Like other landlords, Kenny says, the 17-story Norton Building – which was built in 1959 by a president of lumber giant Weyerhaeuser and is controlled by his family’s Laird Norton investment company – has been hit hard by the recession and was looking to save any money it could last year when it put the Norton Building’s janitorial contract out for bid.
The bids that came back were surprising in their difference, Kenny says.

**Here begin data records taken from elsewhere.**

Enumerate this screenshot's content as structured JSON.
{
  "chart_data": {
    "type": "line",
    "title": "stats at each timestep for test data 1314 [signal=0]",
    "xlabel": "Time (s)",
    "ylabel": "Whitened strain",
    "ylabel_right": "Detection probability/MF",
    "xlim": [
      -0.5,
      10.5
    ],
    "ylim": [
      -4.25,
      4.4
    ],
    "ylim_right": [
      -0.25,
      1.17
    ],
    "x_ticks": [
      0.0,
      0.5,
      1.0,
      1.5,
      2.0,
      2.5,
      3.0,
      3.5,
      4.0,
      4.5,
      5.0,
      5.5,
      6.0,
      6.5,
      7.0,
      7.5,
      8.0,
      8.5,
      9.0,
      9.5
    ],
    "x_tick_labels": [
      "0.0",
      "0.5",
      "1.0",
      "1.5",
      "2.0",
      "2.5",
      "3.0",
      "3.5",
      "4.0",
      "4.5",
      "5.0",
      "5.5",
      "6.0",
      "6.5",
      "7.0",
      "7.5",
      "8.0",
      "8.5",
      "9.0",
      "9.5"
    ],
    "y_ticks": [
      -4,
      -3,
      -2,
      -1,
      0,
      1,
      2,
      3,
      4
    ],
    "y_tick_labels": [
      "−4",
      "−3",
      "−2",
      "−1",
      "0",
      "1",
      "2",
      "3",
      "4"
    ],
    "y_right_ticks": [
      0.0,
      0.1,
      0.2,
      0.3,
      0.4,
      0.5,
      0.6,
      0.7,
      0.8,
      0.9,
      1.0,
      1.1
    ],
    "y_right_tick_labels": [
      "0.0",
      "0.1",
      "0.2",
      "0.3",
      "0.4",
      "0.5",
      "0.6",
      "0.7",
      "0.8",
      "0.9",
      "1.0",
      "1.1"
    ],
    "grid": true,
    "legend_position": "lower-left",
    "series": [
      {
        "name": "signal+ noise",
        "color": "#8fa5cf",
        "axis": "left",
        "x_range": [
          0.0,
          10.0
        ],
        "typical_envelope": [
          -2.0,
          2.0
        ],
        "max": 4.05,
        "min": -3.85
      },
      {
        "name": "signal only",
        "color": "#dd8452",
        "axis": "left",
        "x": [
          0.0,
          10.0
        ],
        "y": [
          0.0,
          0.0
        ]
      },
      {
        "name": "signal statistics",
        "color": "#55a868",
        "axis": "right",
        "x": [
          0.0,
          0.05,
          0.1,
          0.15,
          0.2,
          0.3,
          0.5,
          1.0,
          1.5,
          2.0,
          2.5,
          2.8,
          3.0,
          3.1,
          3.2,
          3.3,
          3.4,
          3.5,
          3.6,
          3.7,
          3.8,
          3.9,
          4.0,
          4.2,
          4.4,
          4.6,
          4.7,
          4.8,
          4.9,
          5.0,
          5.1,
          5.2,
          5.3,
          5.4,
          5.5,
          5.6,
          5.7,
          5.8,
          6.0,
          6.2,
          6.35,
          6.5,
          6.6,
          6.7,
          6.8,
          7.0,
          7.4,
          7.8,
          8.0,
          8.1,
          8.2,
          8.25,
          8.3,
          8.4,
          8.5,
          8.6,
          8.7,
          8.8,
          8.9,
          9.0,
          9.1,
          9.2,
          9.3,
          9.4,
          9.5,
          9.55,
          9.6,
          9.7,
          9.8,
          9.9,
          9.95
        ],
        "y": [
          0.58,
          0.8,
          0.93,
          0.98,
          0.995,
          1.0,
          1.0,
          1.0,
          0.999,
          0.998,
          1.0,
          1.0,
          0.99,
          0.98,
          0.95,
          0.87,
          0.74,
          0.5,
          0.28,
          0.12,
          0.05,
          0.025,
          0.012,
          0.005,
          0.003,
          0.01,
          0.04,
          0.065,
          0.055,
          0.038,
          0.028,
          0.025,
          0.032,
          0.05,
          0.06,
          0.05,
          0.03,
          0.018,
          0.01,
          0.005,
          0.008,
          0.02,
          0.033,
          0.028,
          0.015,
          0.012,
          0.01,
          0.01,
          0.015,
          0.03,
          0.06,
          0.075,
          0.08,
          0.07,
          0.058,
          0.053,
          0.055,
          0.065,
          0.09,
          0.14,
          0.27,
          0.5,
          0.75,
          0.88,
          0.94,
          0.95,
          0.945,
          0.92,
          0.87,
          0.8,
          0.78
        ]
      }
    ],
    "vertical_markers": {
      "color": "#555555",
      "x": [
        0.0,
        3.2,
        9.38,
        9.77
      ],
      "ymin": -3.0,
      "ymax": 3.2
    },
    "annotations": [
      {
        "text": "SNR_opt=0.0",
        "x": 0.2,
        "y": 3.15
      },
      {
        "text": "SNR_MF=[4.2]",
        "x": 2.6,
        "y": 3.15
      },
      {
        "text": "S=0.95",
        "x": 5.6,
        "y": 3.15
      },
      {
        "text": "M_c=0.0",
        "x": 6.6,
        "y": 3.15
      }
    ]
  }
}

When he dug deeper, he says, he found that the main difference in the cost wasn’t the wages, but the health coverage.
“It makes the union contracts so much more expensive because the union-contract janitors get 100 percent premium coverage for both themselves and their dependents,” Kenny says. “To have a health care plan for the janitors that’s better than my health care plan, or better than anybody who works in the building, just seems odd to me.”
The union has had a lock on downtown Seattle’s janitorial contracts for 50 years, he says. As a result, most building owners are reluctant to switch to non-union companies like OpenWorks, he says, because SEIU will do exactly what it’s doing now at the Norton – picket. “It’s kind of a throwback and we’re caught in the maelstrom,” Kenny says. “I have great respect for the unions, but they have to make a political statement.”
But that statement, Quiroga says, isn’t about the Norton Building wanting to save money – it’s that it hired OpenWorks to do it. “The issue is the franchise,” Quiroga says. “They hired a franchise that is a predatory entity, then [it preys] on the immigrant community.”